Both this use and corporate use of AI isn't really about making things better, it's to avoid anyone having responsibility for anything. A human might have issues with picking out a target that kills 20 innocent people on the off chance a Hamas fighter might be there, and might hold back a little bit if they might be worried the ICC could come knocking, or a critical newspaper article could come out that calls you a merchant of death. AI will pop out coordinates all day and night based on the thinnest evidence, or even no evidence at all. Same with health insurers using AI to deny coverage, AI finding suspects based on grainy CCTV footage, etc, etc.
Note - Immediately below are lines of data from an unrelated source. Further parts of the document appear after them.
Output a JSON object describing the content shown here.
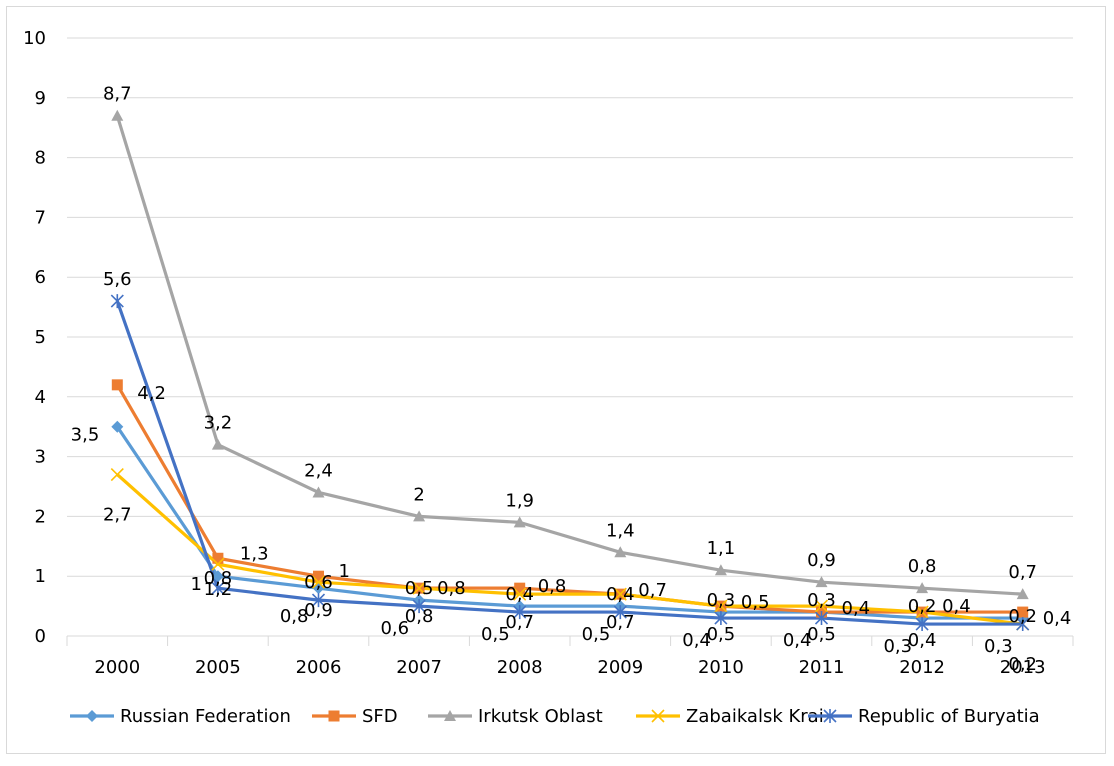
{
  "chart_data": {
    "type": "line",
    "categories": [
      "2000",
      "2005",
      "2006",
      "2007",
      "2008",
      "2009",
      "2010",
      "2011",
      "2012",
      "2013"
    ],
    "ylim": [
      0,
      10
    ],
    "yticks": [
      "0",
      "1",
      "2",
      "3",
      "4",
      "5",
      "6",
      "7",
      "8",
      "9",
      "10"
    ],
    "grid": true,
    "legend_position": "bottom",
    "series": [
      {
        "name": "Russian Federation",
        "color": "#5b9bd5",
        "marker": "diamond",
        "values": [
          3.5,
          1,
          0.8,
          0.6,
          0.5,
          0.5,
          0.4,
          0.4,
          0.3,
          0.3
        ],
        "labels": [
          "3,5",
          "1",
          "0,8",
          "0,6",
          "0,5",
          "0,5",
          "0,4",
          "0,4",
          "0,3",
          "0,3"
        ]
      },
      {
        "name": "SFD",
        "color": "#ed7d31",
        "marker": "square",
        "values": [
          4.2,
          1.3,
          1,
          0.8,
          0.8,
          0.7,
          0.5,
          0.4,
          0.4,
          0.4
        ],
        "labels": [
          "4,2",
          "1,3",
          "1",
          "0,8",
          "0,8",
          "0,7",
          "0,5",
          "0,4",
          "0,4",
          "0,4"
        ]
      },
      {
        "name": "Irkutsk Oblast",
        "color": "#a5a5a5",
        "marker": "triangle",
        "values": [
          8.7,
          3.2,
          2.4,
          2,
          1.9,
          1.4,
          1.1,
          0.9,
          0.8,
          0.7
        ],
        "labels": [
          "8,7",
          "3,2",
          "2,4",
          "2",
          "1,9",
          "1,4",
          "1,1",
          "0,9",
          "0,8",
          "0,7"
        ]
      },
      {
        "name": "Zabaikalsk Krai",
        "color": "#ffc000",
        "marker": "x",
        "values": [
          2.7,
          1.2,
          0.9,
          0.8,
          0.7,
          0.7,
          0.5,
          0.5,
          0.4,
          0.2
        ],
        "labels": [
          "2,7",
          "1,2",
          "0,9",
          "0,8",
          "0,7",
          "0,7",
          "0,5",
          "0,5",
          "0,4",
          "0,2"
        ]
      },
      {
        "name": "Republic of Buryatia",
        "color": "#4472c4",
        "marker": "star",
        "values": [
          5.6,
          0.8,
          0.6,
          0.5,
          0.4,
          0.4,
          0.3,
          0.3,
          0.2,
          0.2
        ],
        "labels": [
          "5,6",
          "0,8",
          "0,6",
          "0,5",
          "0,4",
          "0,4",
          "0,3",
          "0,3",
          "0,2",
          "0,2"
        ]
      }
    ]
  }
}
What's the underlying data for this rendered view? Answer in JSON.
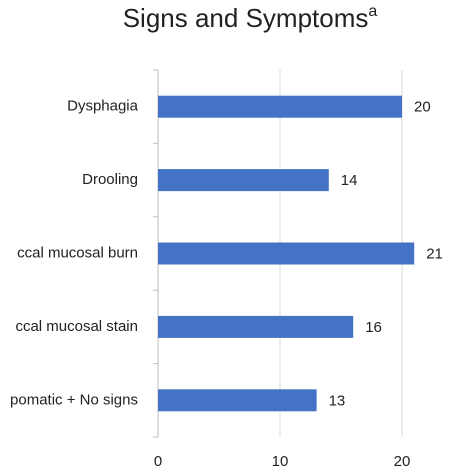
{
  "chart_data": {
    "type": "barh",
    "title": "Signs and Symptoms",
    "title_superscript": "a",
    "categories": [
      "Dysphagia",
      "Drooling",
      "ccal mucosal burn",
      "ccal mucosal stain",
      "pomatic + No signs"
    ],
    "values": [
      20,
      14,
      21,
      16,
      13
    ],
    "color": "#4472c4",
    "xlim": [
      0,
      25
    ],
    "xticks": [
      0,
      10,
      20
    ],
    "grid": true
  }
}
Nobody's responsible, because 'the machine did it', and we were just following its lead. In the same way that corporations really aren't being held responsible for crimes a private person couldn't get away with, AI is another layer of insulation between 'externalities' and anyone facing consequences for them.
My favorite ML result was (details may be inaccurate, I'm trying to recall from memory) a model that analyzed scan images from MRI machines, that would have far more confidence of the problems it was detecting if the image was taken on a machine with an old manufacture date. The training data had very few negative results from older machines, so the assumption that an image taken on an old machine showed the issue fit the data.
There was speculation about why that would happen in the training data, but the pattern noticing machine sure noticed the pattern.